Po świętach wielkanocnych zaglądamy do Jadłodzielni. Każdego dnia, przez całą dobę szafka i lodówka przy ulicy Moniuszki były dostępne dla tych, którzy chcieli się podzielić lub poczęstować jedzeniem. Nad porządkiem i świeżością żywności czuwali ratownicy jedzenia, czyli wolontariusze skupieni wokół idei Jadłodzielni.
Wspierają ich osoby prywatne, właściciele sklepów i stoisk na targowiskach. Świeże owoce i warzywa pochodzą np. z rynku przy ulicy Anieli Krzywoń. Ratownicy codziennie sprawdzają zawartość szafki i lodówki.

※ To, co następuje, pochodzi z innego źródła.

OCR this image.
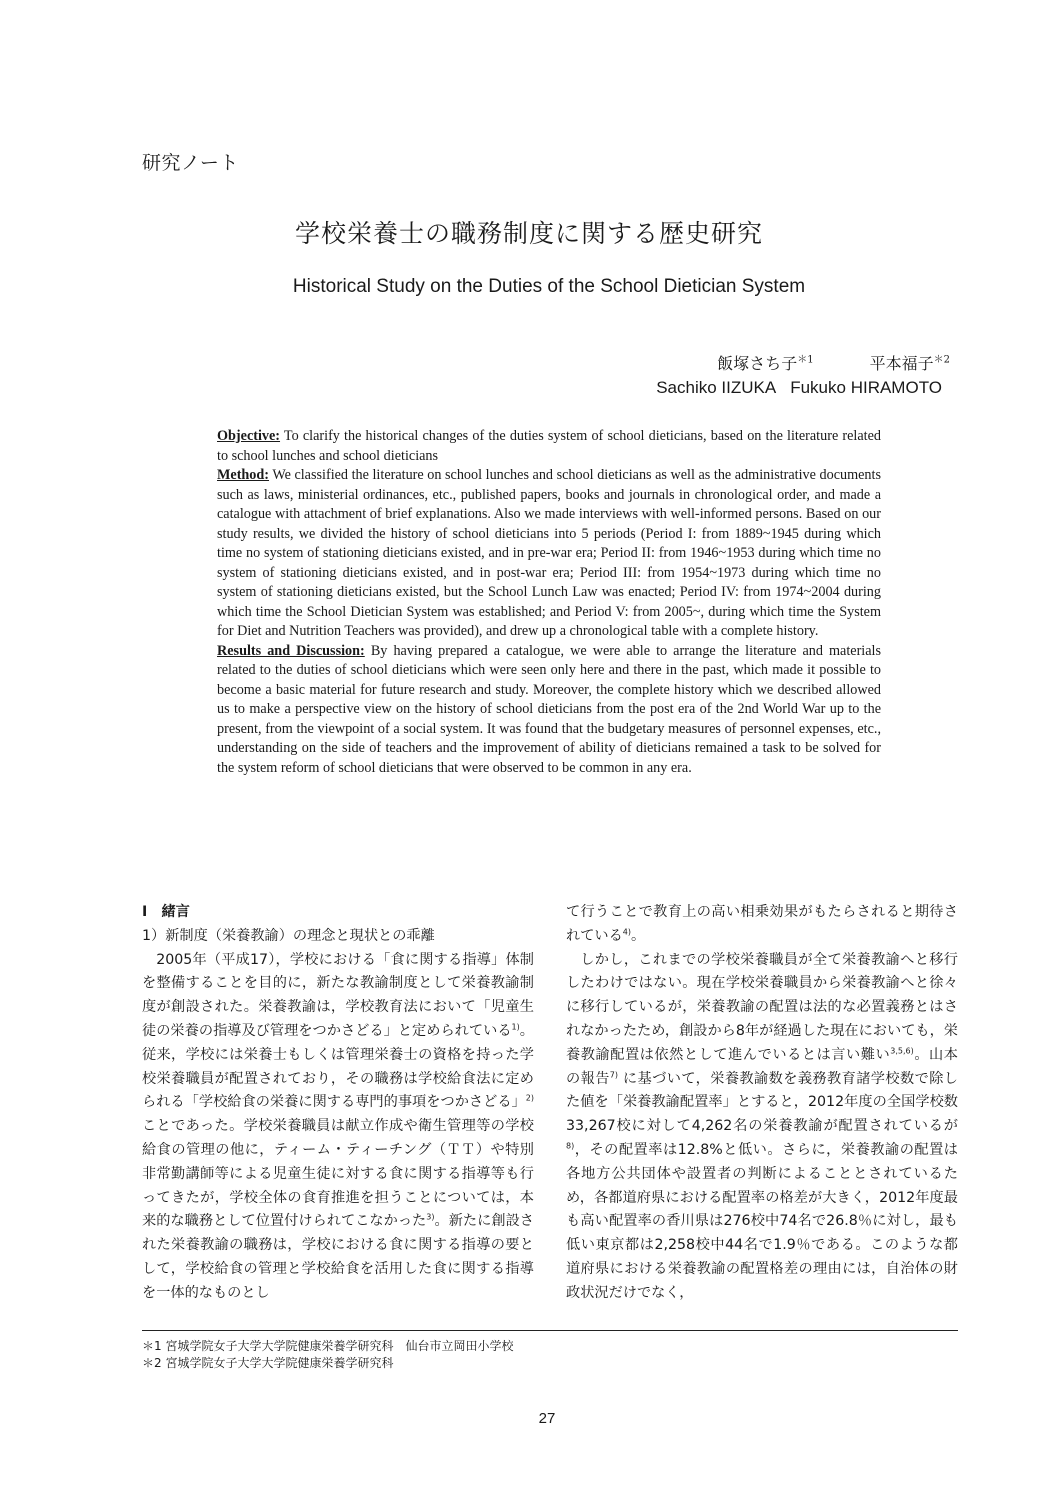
研究ノート
学校栄養士の職務制度に関する歴史研究
Historical Study on the Duties of the School Dietician System
飯塚さち子$^{*1}$	平本福子$^{*2}$
Sachiko IIZUKA Fukuko HIRAMOTO

Objective: To clarify the historical changes of the duties system of school dieticians, based on the literature related to school lunches and school dieticians

Method: We classified the literature on school lunches and school dieticians as well as the administrative documents such as laws, ministerial ordinances, etc., published papers, books and journals in chronological order, and made a catalogue with attachment of brief explanations. Also we made interviews with well-informed persons. Based on our study results, we divided the history of school dieticians into 5 periods (Period I: from 1889~1945 during which time no system of stationing dieticians existed, and in pre-war era; Period II: from 1946~1953 during which time no system of stationing dieticians existed, and in post-war era; Period III: from 1954~1973 during which time no system of stationing dieticians existed, but the School Lunch Law was enacted; Period IV: from 1974~2004 during which time the School Dietician System was established; and Period V: from 2005~, during which time the System for Diet and Nutrition Teachers was provided), and drew up a chronological table with a complete history.

Results and Discussion: By having prepared a catalogue, we were able to arrange the literature and materials related to the duties of school dieticians which were seen only here and there in the past, which made it possible to become a basic material for future research and study. Moreover, the complete history which we described allowed us to make a perspective view on the history of school dieticians from the post era of the 2nd World War up to the present, from the viewpoint of a social system. It was found that the budgetary measures of personnel expenses, etc., understanding on the side of teachers and the improvement of ability of dieticians remained a task to be solved for the system reform of school dieticians that were observed to be common in any era.

Ⅰ　緒言

1）新制度（栄養教諭）の理念と現状との乖離

2005年（平成17），学校における「食に関する指導」体制を整備することを目的に，新たな教諭制度として栄養教諭制度が創設された。栄養教諭は，学校教育法において「児童生徒の栄養の指導及び管理をつかさどる」と定められている$^{1)}$。従来，学校には栄養士もしくは管理栄養士の資格を持った学校栄養職員が配置されており，その職務は学校給食法に定められる「学校給食の栄養に関する専門的事項をつかさどる」$^{2)}$ ことであった。学校栄養職員は献立作成や衛生管理等の学校給食の管理の他に，ティーム・ティーチング（ＴＴ）や特別非常勤講師等による児童生徒に対する食に関する指導等も行ってきたが，学校全体の食育推進を担うことについては，本来的な職務として位置付けられてこなかった$^{3)}$。新たに創設された栄養教諭の職務は，学校における食に関する指導の要として，学校給食の管理と学校給食を活用した食に関する指導を一体的なものとし

て行うことで教育上の高い相乗効果がもたらされると期待されている$^{4)}$。

しかし，これまでの学校栄養職員が全て栄養教諭へと移行したわけではない。現在学校栄養職員から栄養教諭へと徐々に移行しているが，栄養教諭の配置は法的な必置義務とはされなかったため，創設から8年が経過した現在においても，栄養教諭配置は依然として進んでいるとは言い難い$^{3,5,6)}$。山本の報告$^{7)}$ に基づいて，栄養教諭数を義務教育諸学校数で除した値を「栄養教諭配置率」とすると，2012年度の全国学校数33,267校に対して4,262名の栄養教諭が配置されているが$^{8)}$，その配置率は12.8%と低い。さらに，栄養教諭の配置は各地方公共団体や設置者の判断によることとされているため，各都道府県における配置率の格差が大きく，2012年度最も高い配置率の香川県は276校中74名で26.8％に対し，最も低い東京都は2,258校中44名で1.9％である。このような都道府県における栄養教諭の配置格差の理由には，自治体の財政状況だけでなく，

＊1 宮城学院女子大学大学院健康栄養学研究科　仙台市立岡田小学校

＊2 宮城学院女子大学大学院健康栄養学研究科

27
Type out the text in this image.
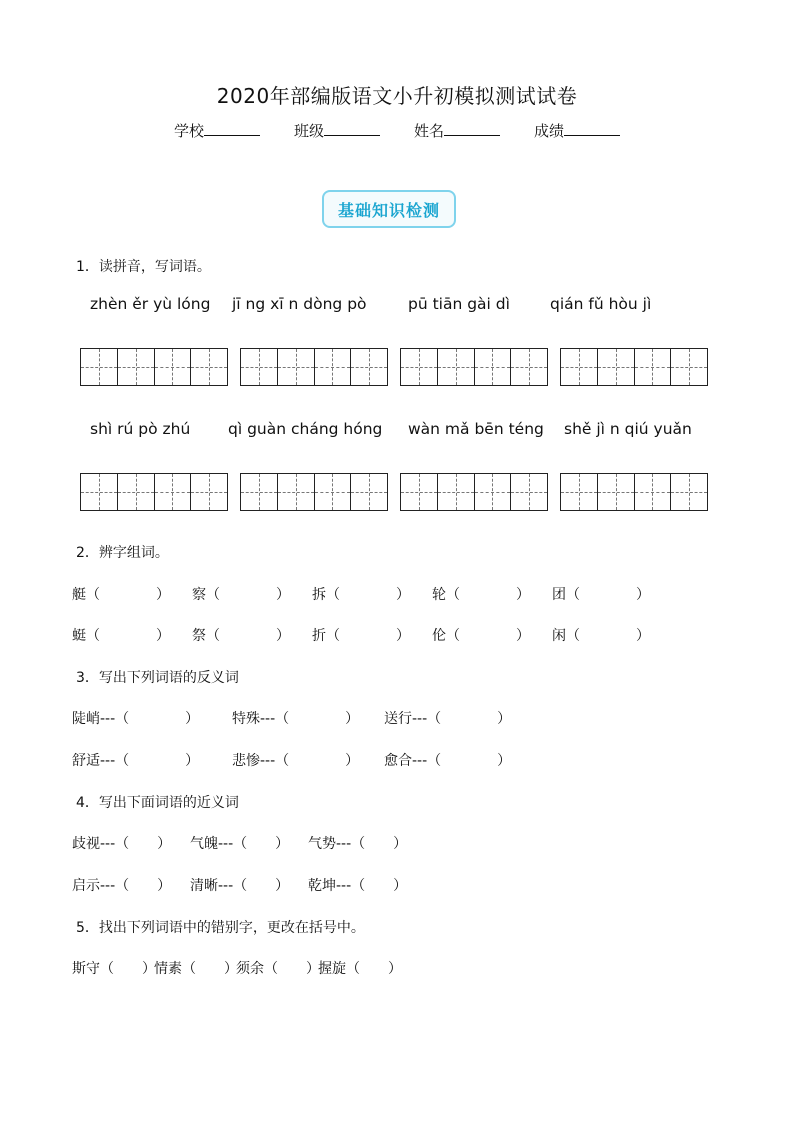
2020年部编版语文小升初模拟测试试卷
学校	班级	姓名	成绩
基础知识检测
1．读拼音，写词语。
zhèn ěr yù lóng jī ng xī n dòng pò	pū tiān gài dì	qián fǔ hòu jì
shì rú pò zhú qì guàn cháng hóng wàn mǎ bēn téng shě jì n qiú yuǎn
2．辨字组词。
艇（　　　　） 察（　　　　） 拆（　　　　） 轮（　　　　） 团（　　　　）
蜓（　　　　） 祭（　　　　） 折（　　　　） 伦（　　　　） 闲（　　　　）
3．写出下列词语的反义词
陡峭---（　　　　） 特殊---（　　　　） 送行---（　　　　）
舒适---（　　　　） 悲惨---（　　　　） 愈合---（　　　　）
4．写出下面词语的近义词
歧视---（　　） 气魄---（　　） 气势---（　　）
启示---（　　） 清晰---（　　） 乾坤---（　　）
5．找出下列词语中的错别字，更改在括号中。
斯守（　　）
情素（　　）
须余（　　）
握旋（　　）
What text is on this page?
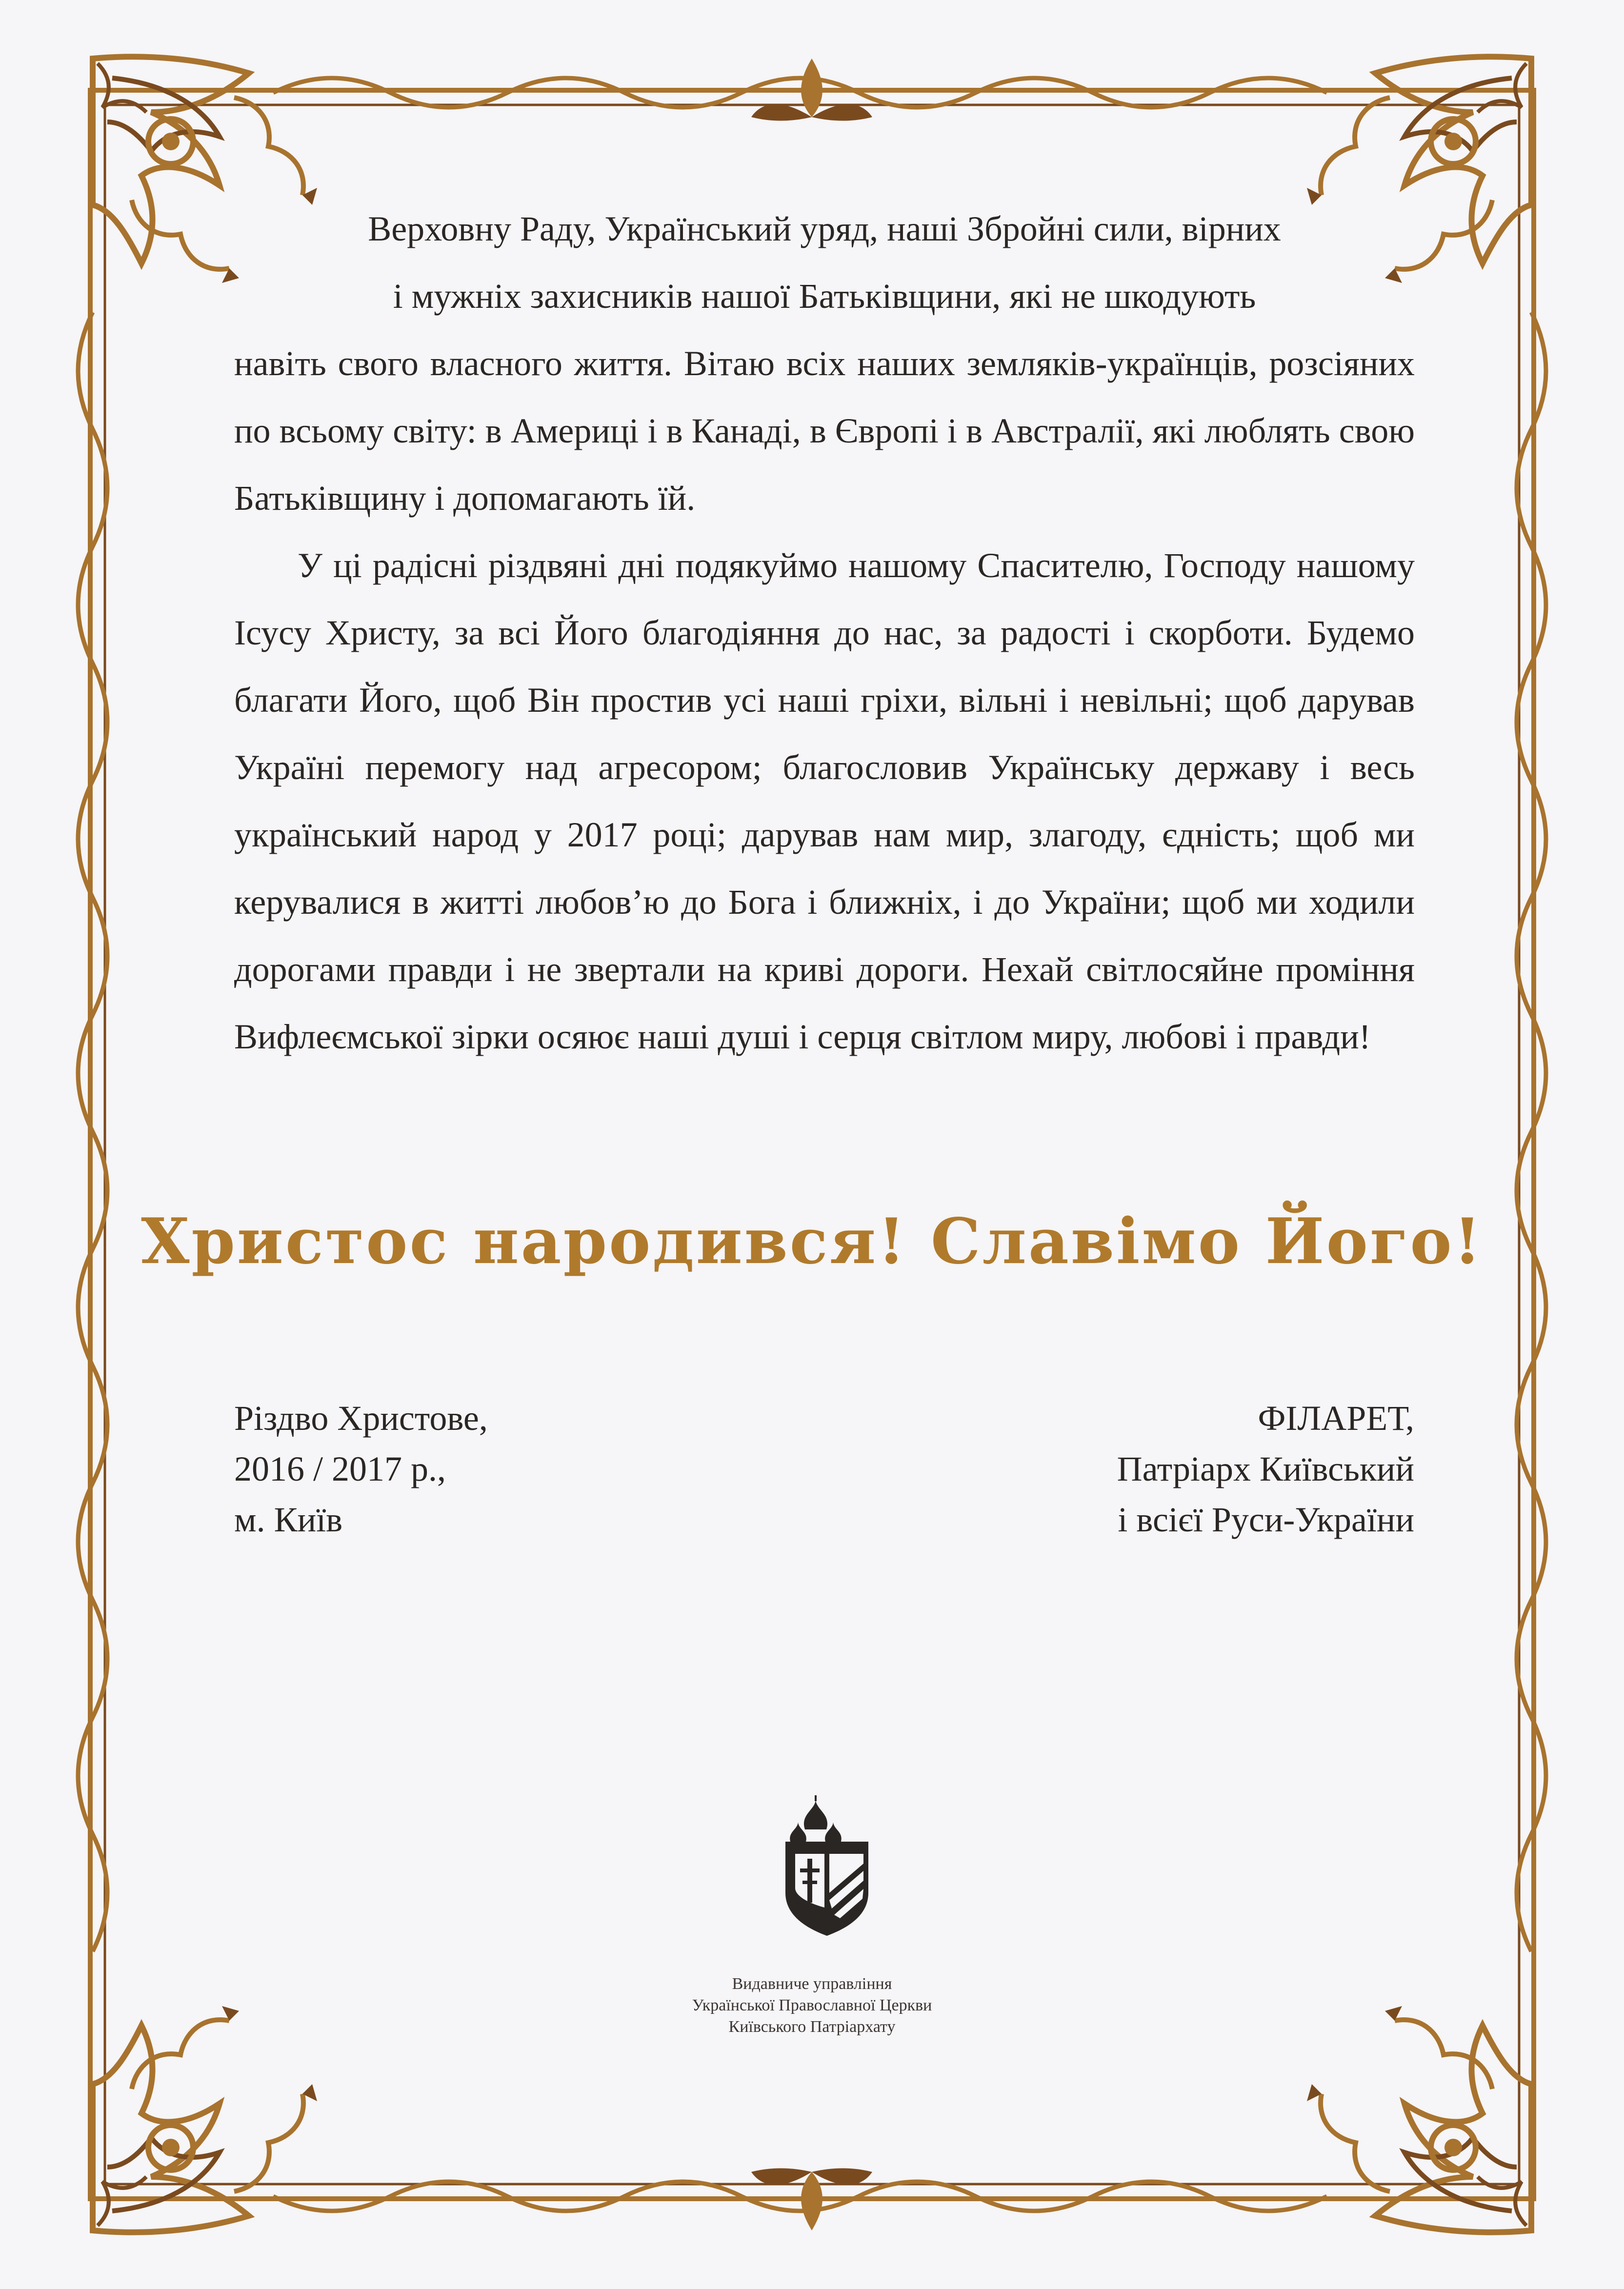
Верховну Раду, Український уряд, наші Збройні сили, вірних
і мужніх захисників нашої Батьківщини, які не шкодують
навіть свого власного життя. Вітаю всіх наших земляків-українців, розсіяних по всьому світу: в Америці і в Канаді, в Європі і в Австралії, які люблять свою Батьківщину і допомагають їй.

У ці радісні різдвяні дні подякуймо нашому Спасителю, Господу нашому Ісусу Христу, за всі Його благодіяння до нас, за радості і скорботи. Будемо благати Його, щоб Він простив усі наші гріхи, вільні і невільні; щоб дарував Україні перемогу над агресором; благословив Українську державу і весь український народ у 2017 році; дарував нам мир, злагоду, єдність; щоб ми керувалися в житті любов’ю до Бога і ближніх, і до України; щоб ми ходили дорогами правди і не звертали на криві дороги. Нехай світлосяйне проміння Вифлеємської зірки осяює наші душі і серця світлом миру, любові і правди!

Христос народився! Славімо Його!
Різдво Христове,
2016 / 2017 р.,
м. Київ
ФІЛАРЕТ,
Патріарх Київський
і всієї Руси-України
Видавниче управління
Української Православної Церкви
Київського Патріархату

Wolontariusze Jadłodzielni przypominają również, jakie produkty można przynosić, a co jest zabronione. Nie dostarczamy surowych jajek, mięsa i nabiału, chociaż wyjątkiem są produkty z mleka pasteryzowanego, np. sery i twarogi. Te jednak chowamy do lodówki. Każde jedzenie musi mieć wyraźną datę przydatności do spożycia albo datę przygotowania.
Do Jadłodzielni można też przynosić większe ilości jedzenia. Wystarczy skontaktować się z wolontariuszami przez stronę na Facebooku. Podobnie, jeśli ktoś chce zostać ratownikiem jedzenia.
Stałe dostawy produktów odbywają się we wtorki w godzinach popołudniowych i w soboty, także po południu. Jadłodzielnia mieści się przy ulicy Moniuszki 35, przy Polskim Komitecie Pomocy Społecznej, za Miejskim Przedszkolem nr 7.